Paja shoved at his shoulder even as she stalked off, twigs and branches both snapping in her wake while Kojo set about checking the human for anything messier than her eye. Trusting that her limbs were precisely where they were meant to be, he lifted her up, stripping off the bright, soggy cloak that had drawn his initial intention and replacing it with the thick blanket that would do miles better against the rain.
It wasn't much longer before all three of them were hunkered in the shelter of a cave, the horses all too happy to settle at the mouth where there was still some light, and Paja set to getting a fire started. And just in time, too, with how the winds and water both picked up in earnest, slamming against the rock walls of the cave to where the two orcs still had to shout a bit to be heard far apart as they were.
In between setting up his own half of the camp for the evening, Kojo was busy in making the human comfortable, wiping away mud and picking twigs out of soggy hair, and hissing a bit at just how nasty the gash across her eye really was.
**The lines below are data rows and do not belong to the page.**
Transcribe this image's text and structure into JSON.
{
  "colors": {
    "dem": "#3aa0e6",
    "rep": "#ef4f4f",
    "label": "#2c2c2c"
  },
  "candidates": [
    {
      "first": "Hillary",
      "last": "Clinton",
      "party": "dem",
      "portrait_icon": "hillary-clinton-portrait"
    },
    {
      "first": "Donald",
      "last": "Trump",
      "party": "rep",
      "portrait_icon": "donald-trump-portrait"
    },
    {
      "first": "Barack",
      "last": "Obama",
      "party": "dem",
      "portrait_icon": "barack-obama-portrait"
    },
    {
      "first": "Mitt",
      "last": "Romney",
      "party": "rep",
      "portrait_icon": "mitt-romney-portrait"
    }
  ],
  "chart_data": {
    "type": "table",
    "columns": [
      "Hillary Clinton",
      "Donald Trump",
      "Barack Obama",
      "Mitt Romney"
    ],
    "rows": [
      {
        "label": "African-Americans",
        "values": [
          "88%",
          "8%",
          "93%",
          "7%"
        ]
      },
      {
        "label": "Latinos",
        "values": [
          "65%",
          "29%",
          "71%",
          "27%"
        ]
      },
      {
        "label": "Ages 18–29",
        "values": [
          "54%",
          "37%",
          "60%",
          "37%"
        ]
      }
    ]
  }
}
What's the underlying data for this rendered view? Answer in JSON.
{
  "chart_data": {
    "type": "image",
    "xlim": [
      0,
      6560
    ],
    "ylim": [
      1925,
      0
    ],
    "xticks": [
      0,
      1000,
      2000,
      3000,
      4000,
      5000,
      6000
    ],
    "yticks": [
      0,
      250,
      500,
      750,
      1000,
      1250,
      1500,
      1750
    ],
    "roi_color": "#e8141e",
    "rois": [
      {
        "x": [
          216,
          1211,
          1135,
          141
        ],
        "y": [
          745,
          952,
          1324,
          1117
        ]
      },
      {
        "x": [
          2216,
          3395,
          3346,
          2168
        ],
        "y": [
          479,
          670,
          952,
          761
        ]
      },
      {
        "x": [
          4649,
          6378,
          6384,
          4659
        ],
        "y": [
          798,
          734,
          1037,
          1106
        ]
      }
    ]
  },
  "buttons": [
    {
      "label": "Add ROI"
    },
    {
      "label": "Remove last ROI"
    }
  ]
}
It'd take some time to heal, even with the spare herbs he'd packed for the journey, and there'd be no saving it, but at the very least he could keep any infection from setting in.
"Don't know why you're bothering," Paja said, her mouth pressed tight as she coaxed the fire into a sizable blaze.
Kojo didn't answer her, well aware that this was a needless waste of supplies. Still. The thought of leaving the human out to freeze was worse.